The Year Is Gone Beyond Recall
by Jeff Baker
AUTHOR’S NOTE: No Friday Flash Fiction story this week, but I have a story for New Year’s that I’m posting this week. The picture that inspired it I took right before Halloween and I wrote the story a week or so later. Enjoy! ——–jeff
Peregrine House was the name attached to the stylish old brick house, one of a neighborhood of stylish houses that had stood in that area near the river since just after World War One.
The house had originally been owned by a man named Peregrine and there had been a stone falcon set into the concrete of the low wall at one end of the spacious, welcoming front porch until it had been worn away by generations of young children and toppled by a falling tree branch during a storm. It had been part of the Rawley family since the late 1950s when it had been bought by the patriarch and then inherited by the younger son, Gus Rawley, along with a lot of money and Gus lived there, wrote articles for magazines there and was happily ensconced with “Bertie,” really Bertram, the man he had met at a party and they were the rare couple in that generation of the family who actually stayed together over the years. They were, in fact, together in the house for just over forty years before they both passed away.
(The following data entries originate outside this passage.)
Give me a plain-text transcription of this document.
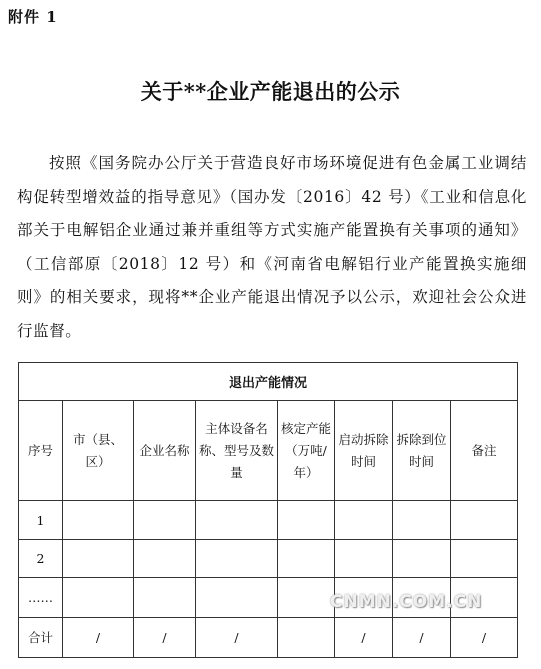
附件 1
关于**企业产能退出的公示
按照《国务院办公厅关于营造良好市场环境促进有色金属工业调结构促转型增效益的指导意见》（国办发〔2016〕42 号）《工业和信息化部关于电解铝企业通过兼并重组等方式实施产能置换有关事项的通知》（工信部原〔2018〕12 号）和《河南省电解铝行业产能置换实施细则》的相关要求，现将**企业产能退出情况予以公示，欢迎社会公众进行监督。
退出产能情况							
序号	市（县、区）	企业名称	主体设备名称、型号及数量	核定产能（万吨/年）	启动拆除时间	拆除到位时间	备注
1							
2							
……							
合计	/	/	/		/	/	/
CNMN.COM.CN
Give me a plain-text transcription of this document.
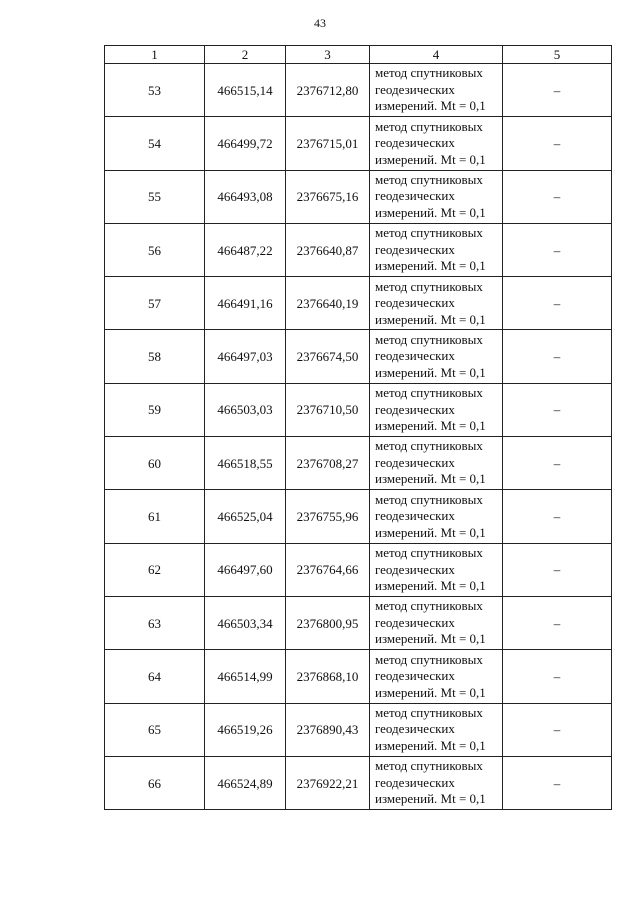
43
1	2	3	4	5
53	466515,14	2376712,80	метод спутниковых
геодезических
измерений. Mt = 0,1	–
54	466499,72	2376715,01	метод спутниковых
геодезических
измерений. Mt = 0,1	–
55	466493,08	2376675,16	метод спутниковых
геодезических
измерений. Mt = 0,1	–
56	466487,22	2376640,87	метод спутниковых
геодезических
измерений. Mt = 0,1	–
57	466491,16	2376640,19	метод спутниковых
геодезических
измерений. Mt = 0,1	–
58	466497,03	2376674,50	метод спутниковых
геодезических
измерений. Mt = 0,1	–
59	466503,03	2376710,50	метод спутниковых
геодезических
измерений. Mt = 0,1	–
60	466518,55	2376708,27	метод спутниковых
геодезических
измерений. Mt = 0,1	–
61	466525,04	2376755,96	метод спутниковых
геодезических
измерений. Mt = 0,1	–
62	466497,60	2376764,66	метод спутниковых
геодезических
измерений. Mt = 0,1	–
63	466503,34	2376800,95	метод спутниковых
геодезических
измерений. Mt = 0,1	–
64	466514,99	2376868,10	метод спутниковых
геодезических
измерений. Mt = 0,1	–
65	466519,26	2376890,43	метод спутниковых
геодезических
измерений. Mt = 0,1	–
66	466524,89	2376922,21	метод спутниковых
геодезических
измерений. Mt = 0,1	–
“I don’t like ‘Passed Away,’” Gus had said at a family Christmas at the house. “It makes it sound like someone just farted.”
The house was vacant for a few months before a Rawley nephew took possession and moved in. But he didn’t stay. Little things moved when he wasn’t there. Strange noises in the night. Laughter. Voices. The nephew believed the house was haunted. And that was how Peregrine House’s reputation stayed until several years after when the nephew’s cousin and her husband took possession.
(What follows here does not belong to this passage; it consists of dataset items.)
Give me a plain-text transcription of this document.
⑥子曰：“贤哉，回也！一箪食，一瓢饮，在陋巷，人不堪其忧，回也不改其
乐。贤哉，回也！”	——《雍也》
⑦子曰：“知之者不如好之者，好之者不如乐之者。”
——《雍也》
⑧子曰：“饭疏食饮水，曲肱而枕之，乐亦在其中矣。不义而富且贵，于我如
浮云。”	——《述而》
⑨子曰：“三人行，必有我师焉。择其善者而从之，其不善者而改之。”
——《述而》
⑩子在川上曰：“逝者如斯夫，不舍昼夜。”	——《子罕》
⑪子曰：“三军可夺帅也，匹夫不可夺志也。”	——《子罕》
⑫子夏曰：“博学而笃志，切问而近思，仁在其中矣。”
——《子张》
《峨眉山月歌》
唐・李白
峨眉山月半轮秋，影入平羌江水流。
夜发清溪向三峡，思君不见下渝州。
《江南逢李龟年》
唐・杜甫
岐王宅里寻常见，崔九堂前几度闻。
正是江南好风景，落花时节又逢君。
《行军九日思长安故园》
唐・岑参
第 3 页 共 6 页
They heard no creaking, no noises, found the house warm and inviting and dismissed the stories and the stories were forgotten. They raised children who they didn’t tell about the house’s reputation and nobody saw anything unusual.
Almost nobody.
One bright, brisk New Year’s Day morning one of the neighbors, John by name, was walking home from spending the night on another neighbor’s couch after a New Year’s Eve party a few doors down from Peregrine House. As he passed buy, he glanced up at the porch.
There, sitting on the metal chairs that stayed out there in all kinds of weather were two full-sized human skeletons.
“Bout time to take those Halloween decorations down, isn’t it?” John said to nobody in particular, his head throbbing.
One of the skeletons sat up off the chair and waved.
“We’ll do that,” the skeleton said.
“Hi, John!” the other skeleton said, waving.
John stared for a second and ran, barely registering the laughing from the cozy porch as a ghostly couple celebrated the arrival of yet another year.